Les contrats à terme sur les indices boursiers américains évoluaient peu lors du dernier aperçu de la séance avant ouverture vendredi, les contrats sur le S&P 500 étant pratiquement stables et ceux du Nasdaq en repli d'une fraction de pourcent, les traders restant en position d'attente avant le premier discours de Kevin Warsh, président de la Réserve fédérale, à Jackson Hole, prévu à 10h00, heure de l'Est. Cette action modérée des contrats à terme fait suite à l'une des séances les plus spectaculaires de l'année portées par la technologie : lors de la séance au comptant de jeudi, le S&P 500 a progressé de 0.7%, clôturant à 7,730.99, à portée de son record historique, tandis que le Nasdaq Composite a bondi de 1.6% pour terminer à 26,541.35, et que le Dow Jones Industrial Average a gagné 0.2%, terminant à 53,569.44.

Le rallye de jeudi a été alimenté presque exclusivement par deux publications de résultats. Nvidia a bondi d'environ 8.7% après avoir dépassé les estimations trimestrielles et anticipé une croissance de son chiffre d'affaires proche de 70% pour le prochain exercice fiscal, une prévision inhabituellement ambitieuse pour une entreprise générant déjà des dizaines de milliards de dollars de chiffre d'affaires trimestriel. Salesforce a bondi encore davantage, gagnant environ 22.6% après avoir relevé ses prévisions annuelles et fait état d'une croissance accélérée de sa gamme de produits d'intelligence artificielle Agentforce, des résultats qui ont contredit les craintes selon lesquelles l'IA générative réduirait la demande de logiciels d'entreprise traditionnels plutôt que de la stimuler.
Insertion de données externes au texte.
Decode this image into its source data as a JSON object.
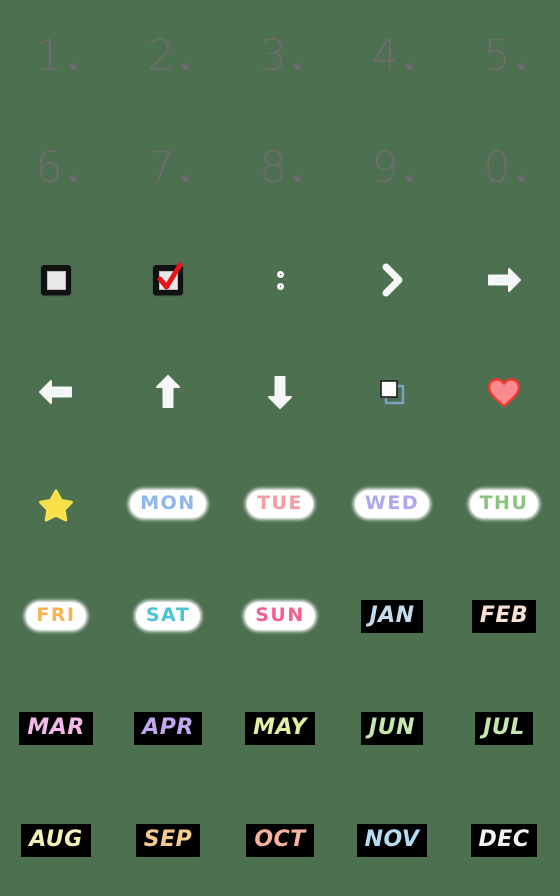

La technologie a été, de loin, le secteur le plus performant du S&P 500 jeudi, progressant d'environ 3.4% sur la séance. Nvidia a, à elle seule, ajouté près de $456 milliards de capitalisation boursière, soit presque l'équivalent de la hausse totale de l'indice sur la journée, estimée à environ $482 milliards, Salesforce contribuant également de manière significative à ce gain. L'ampleur de ces deux contributions par rapport à l'ensemble de l'indice est un détail que les traders ne devraient pas négliger : il s'agissait d'un rallye concentré, porté par les méga-capitalisations, plutôt que d'une progression généralisée.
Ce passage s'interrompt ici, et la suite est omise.